Final answer:
The bag falls 2.775 meters below the helicopter after being dropped and falling for 1.5 seconds, calculated by taking into account the initial upward velocity and the acceleration due to gravity in opposite directions.
Step-by-step explanation:
To determine how far below the helicopter the bag is after being dropped and falling for 1.5 seconds, we can use the kinematic equations of motion for an object under uniform acceleration. In this scenario, the initial velocity of the bag is 5.5 m/s upward (since the helicopter is rising at this velocity when the bag is dropped), the acceleration due to gravity is 9.8 m/s2 downward, and the time the bag falls is 1.5 seconds.

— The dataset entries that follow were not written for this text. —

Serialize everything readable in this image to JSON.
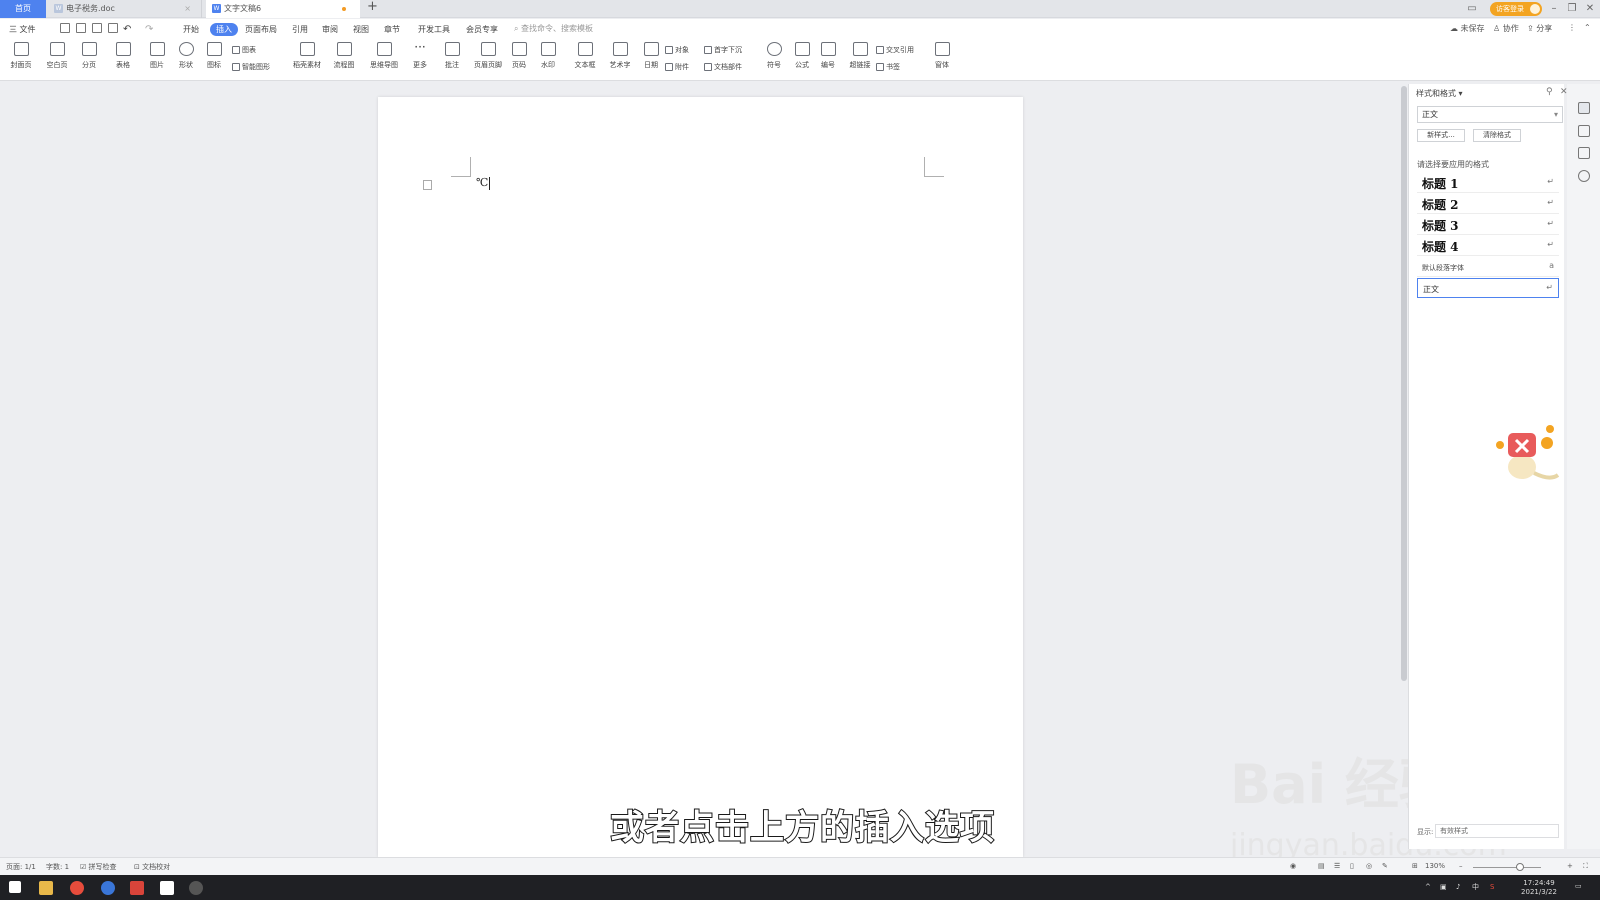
{
  "tabs": {
    "home": "首页",
    "doc1": "电子税务.doc",
    "doc2": "文字文稿6",
    "login": "访客登录"
  },
  "menu": {
    "file": "三 文件",
    "items": [
      "开始",
      "插入",
      "页面布局",
      "引用",
      "审阅",
      "视图",
      "章节",
      "开发工具",
      "会员专享"
    ],
    "active": "插入",
    "search_placeholder": "查找命令、搜索模板",
    "unsaved": "未保存",
    "collab": "协作",
    "share": "分享"
  },
  "ribbon": {
    "big": [
      "封面页",
      "空白页",
      "分页",
      "表格",
      "图片",
      "形状",
      "图标",
      "稻壳素材",
      "流程图",
      "思维导图",
      "更多",
      "批注",
      "页眉页脚",
      "页码",
      "水印",
      "文本框",
      "艺术字",
      "日期"
    ],
    "big2": [
      "符号",
      "公式",
      "编号",
      "超链接",
      "窗体"
    ],
    "small": {
      "chart": "图表",
      "smart": "智能图形",
      "object": "对象",
      "dropcap": "首字下沉",
      "attach": "附件",
      "docpart": "文档部件",
      "crossref": "交叉引用",
      "bookmark": "书签"
    }
  },
  "document": {
    "text": "℃"
  },
  "pane": {
    "title": "样式和格式 ▾",
    "current_style": "正文",
    "new_style": "新样式...",
    "clear_format": "清除格式",
    "hint": "请选择要应用的格式",
    "styles": [
      "标题 1",
      "标题 2",
      "标题 3",
      "标题 4"
    ],
    "default_font": "默认段落字体",
    "body": "正文",
    "show_label": "显示:",
    "show_value": "有效样式"
  },
  "status": {
    "page": "页面: 1/1",
    "words": "字数: 1",
    "spell": "拼写检查",
    "proof": "文档校对",
    "zoom": "130%"
  },
  "subtitle": "或者点击上方的插入选项",
  "watermark": {
    "brand": "Bai 经验",
    "url": "jingyan.baidu.com"
  },
  "clock": {
    "time": "17:24:49",
    "date": "2021/3/22"
  }
}
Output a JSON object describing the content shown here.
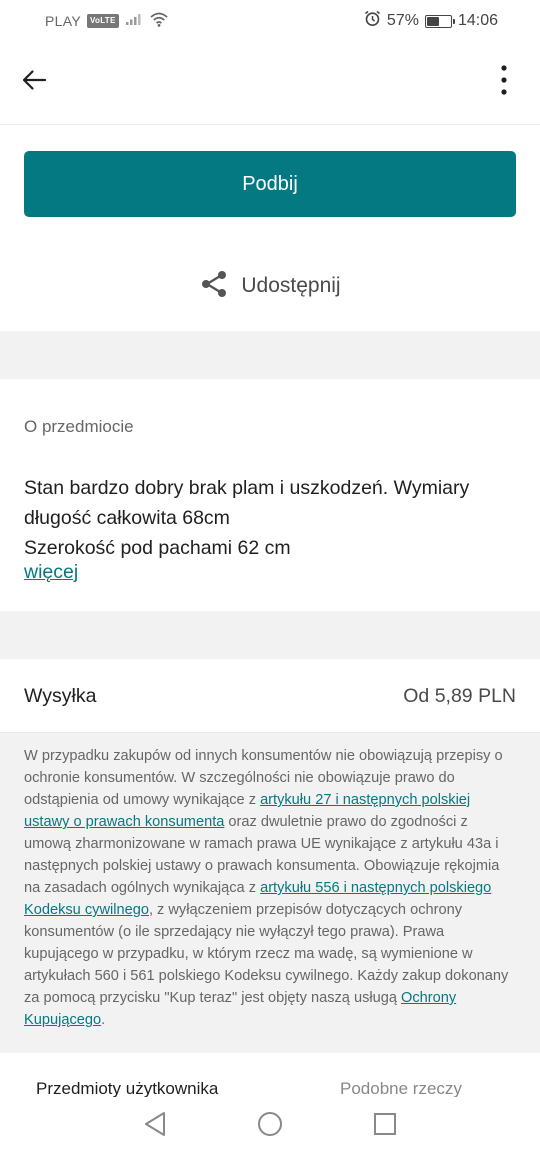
{
  "status_bar": {
    "carrier": "PLAY",
    "volte": "VoLTE",
    "battery_percent": "57%",
    "battery_level": 0.57,
    "time": "14:06",
    "icons": [
      "signal-icon",
      "wifi-icon",
      "alarm-icon",
      "battery-icon"
    ]
  },
  "toolbar": {
    "back_icon": "arrow-left-icon",
    "more_icon": "more-vertical-icon"
  },
  "actions": {
    "bump_label": "Podbij",
    "share_label": "Udostępnij",
    "share_icon": "share-icon"
  },
  "about": {
    "label": "O przedmiocie",
    "description_lines": [
      "Stan bardzo dobry brak plam i uszkodzeń. Wymiary",
      "długość całkowita 68cm",
      "Szerokość pod pachami 62 cm"
    ],
    "more_label": "więcej"
  },
  "shipping": {
    "title": "Wysyłka",
    "price": "Od 5,89 PLN"
  },
  "legal": {
    "t1": "W przypadku zakupów od innych konsumentów nie obowiązują przepisy o ochronie konsumentów. W szczególności nie obowiązuje prawo do odstąpienia od umowy wynikające z ",
    "link1": "artykułu 27 i następnych polskiej ustawy o prawach konsumenta",
    "t2": " oraz dwuletnie prawo do zgodności z umową zharmonizowane w ramach prawa UE wynikające z artykułu 43a i następnych polskiej ustawy o prawach konsumenta. Obowiązuje rękojmia na zasadach ogólnych wynikająca z ",
    "link2": "artykułu 556 i następnych polskiego Kodeksu cywilnego",
    "t3": ", z wyłączeniem przepisów dotyczących ochrony konsumentów (o ile sprzedający nie wyłączył tego prawa). Prawa kupującego w przypadku, w którym rzecz ma wadę, są wymienione w artykułach 560 i 561 polskiego Kodeksu cywilnego. Każdy zakup dokonany za pomocą przycisku \"Kup teraz\" jest objęty naszą usługą ",
    "link3": "Ochrony Kupującego",
    "t4": "."
  },
  "tabs": {
    "user_items": "Przedmioty użytkownika",
    "similar_items": "Podobne rzeczy"
  },
  "nav": {
    "back_icon": "nav-back-icon",
    "home_icon": "nav-home-icon",
    "recents_icon": "nav-recents-icon"
  },
  "colors": {
    "accent": "#047982",
    "separator": "#f2f2f2",
    "text_primary": "#1f1f1f",
    "text_secondary": "#666666"
  }
}
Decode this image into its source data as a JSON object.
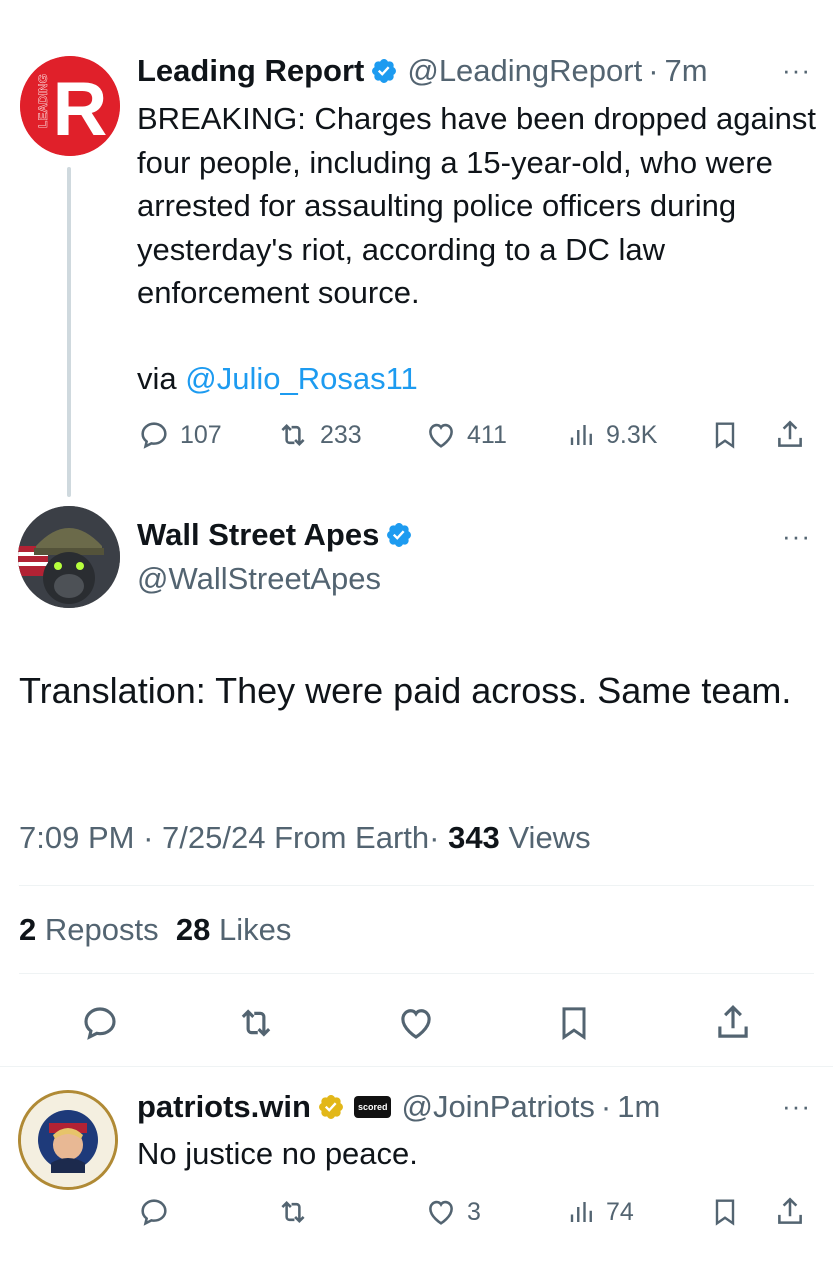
{
  "parent_tweet": {
    "author_name": "Leading Report",
    "handle": "@LeadingReport",
    "time_sep": "·",
    "time": "7m",
    "more": "···",
    "avatar_text": "LEADING",
    "avatar_letter": "R",
    "text": "BREAKING: Charges have been dropped against four people, including a 15-year-old, who were arrested for assaulting police officers during yesterday's riot, according to a DC law enforcement source.",
    "via_label": "via",
    "via_mention": "@Julio_Rosas11",
    "replies": "107",
    "reposts": "233",
    "likes": "411",
    "views": "9.3K"
  },
  "main_tweet": {
    "author_name": "Wall Street Apes",
    "handle": "@WallStreetApes",
    "more": "···",
    "text": "Translation: They were paid across. Same team.",
    "time": "7:09 PM",
    "sep1": "·",
    "date": "7/25/24",
    "source": "From Earth",
    "sep2": "·",
    "views_count": "343",
    "views_label": "Views",
    "reposts_count": "2",
    "reposts_label": "Reposts",
    "likes_count": "28",
    "likes_label": "Likes"
  },
  "reply_tweet": {
    "author_name": "patriots.win",
    "affiliate_badge": "scored",
    "handle": "@JoinPatriots",
    "time_sep": "·",
    "time": "1m",
    "more": "···",
    "text": "No justice no peace.",
    "likes": "3",
    "views": "74"
  },
  "colors": {
    "accent": "#1d9bf0",
    "muted": "#536471",
    "text": "#0f1419",
    "gold_badge": "#e2b719",
    "leading_red": "#e0202a"
  },
  "icons": [
    "reply-icon",
    "repost-icon",
    "like-icon",
    "views-icon",
    "bookmark-icon",
    "share-icon",
    "verified-badge-icon"
  ]
}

First, we calculate the displacement due to the initial velocity using the formula s = ut, where s is the displacement, u is the initial velocity, and t is time. For the bag dropped from the helicopter, this gives us a displacement of 5.5 m/s × 1.5 s = 8.25 m in the upward direction. Then, we calculate the displacement due to gravity using the formula s = 0.5at2, where a is the acceleration and t is time. This gives us a displacement due to gravity of 0.5 × 9.8 m/s2 × (1.5 s)2 = 11.025 m in the downward direction.
The net displacement is the difference between these two displacements since they are in opposite directions. Therefore, the bag falls 11.025 m - 8.25 m = 2.775 m below the helicopter after 1.5 seconds.